OpenCode + Candle-vLLM
June 11, 2026 ยท View on GitHub
This guide connects OpenCode directly to candle-vllm through the built-in OpenAI-compatible /v1/chat/completions endpoint.
OpenCode -> Candle-vLLM (OpenAI-compatible)
1) Start candle-vLLM (at port 8000)
cargo run --release --features cuda,nccl,flashinfer,cutlass -- \
--m Qwen/Qwen3.6-27B-FP8 \
--d 0 \
--p 8000 \
--kv-fraction 0.6 \
--enforce-parser qwen_coder
If you prefer FlashAttention, replace flashinfer with flashattn.

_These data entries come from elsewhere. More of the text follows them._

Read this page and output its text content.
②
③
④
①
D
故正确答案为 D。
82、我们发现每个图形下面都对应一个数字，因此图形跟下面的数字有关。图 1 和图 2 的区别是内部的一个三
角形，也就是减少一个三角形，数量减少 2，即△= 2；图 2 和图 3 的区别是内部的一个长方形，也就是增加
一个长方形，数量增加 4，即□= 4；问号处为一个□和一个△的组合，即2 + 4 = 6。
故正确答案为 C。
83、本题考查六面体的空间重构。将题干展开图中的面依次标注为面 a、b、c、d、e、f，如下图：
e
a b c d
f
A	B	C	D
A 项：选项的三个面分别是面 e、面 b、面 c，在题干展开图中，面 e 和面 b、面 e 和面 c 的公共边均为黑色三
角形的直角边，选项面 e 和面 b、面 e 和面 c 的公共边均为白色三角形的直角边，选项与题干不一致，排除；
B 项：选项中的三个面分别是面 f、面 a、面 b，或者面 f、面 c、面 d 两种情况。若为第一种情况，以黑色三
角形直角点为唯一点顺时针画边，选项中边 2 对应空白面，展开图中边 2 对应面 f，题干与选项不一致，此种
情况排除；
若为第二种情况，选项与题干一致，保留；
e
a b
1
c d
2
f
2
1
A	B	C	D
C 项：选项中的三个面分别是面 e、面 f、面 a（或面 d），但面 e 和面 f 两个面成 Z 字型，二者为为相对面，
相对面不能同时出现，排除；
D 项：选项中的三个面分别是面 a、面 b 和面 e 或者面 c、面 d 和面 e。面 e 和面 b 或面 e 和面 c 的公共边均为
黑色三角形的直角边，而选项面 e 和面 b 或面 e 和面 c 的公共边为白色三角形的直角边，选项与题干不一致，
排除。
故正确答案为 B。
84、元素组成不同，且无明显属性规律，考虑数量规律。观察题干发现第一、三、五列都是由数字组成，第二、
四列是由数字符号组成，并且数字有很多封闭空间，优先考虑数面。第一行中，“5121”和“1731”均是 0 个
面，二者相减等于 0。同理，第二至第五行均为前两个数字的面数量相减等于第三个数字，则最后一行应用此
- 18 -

2) Discover the served model name
curl http://localhost:8000/v1/models
Use the returned id in the OpenCode config.
3) Configure OpenCode
Install OpenCode:
curl -fsSL https://opencode.ai/install | bash
Or:
npm i -g opencode-ai
Create ~/.config/opencode/config.json:
{
"$schema": "https://opencode.ai/config.json",
"provider": {
"local-candle-vllm": {
"npm": "@ai-sdk/openai-compatible",
"name": "Candle-vLLM Local",
"options": {
"baseURL": "http://localhost:8000/v1"
},
"models": {
"qwen3-coder": {
"name": "Qwen/Qwen3.6-27B-FP8"
}
}
}
},
"model": "local-candle-vllm/qwen3-coder"
}
4) Run OpenCode
opencode
Notes
- Tool calls follow the normal OpenAI request/response loop.
- For Qwen coder models,
--enforce-parser qwen_coderis usually the most reliable parser setting. - If OpenCode reports a model mismatch, compare your configured model against
GET /v1/models.
Troubleshooting
Chat logger:
export CANDLE_VLLM_CHAT_LOGGER=1
Reasoning routing for tool-enabled requests:
export CANDLE_VLLM_STREAM_AS_REASONING_CONTENT=1
Set CANDLE_VLLM_STREAM_AS_REASONING_CONTENT=0 if the client expects reasoning
to stay inside content instead of separate reasoning_content fields.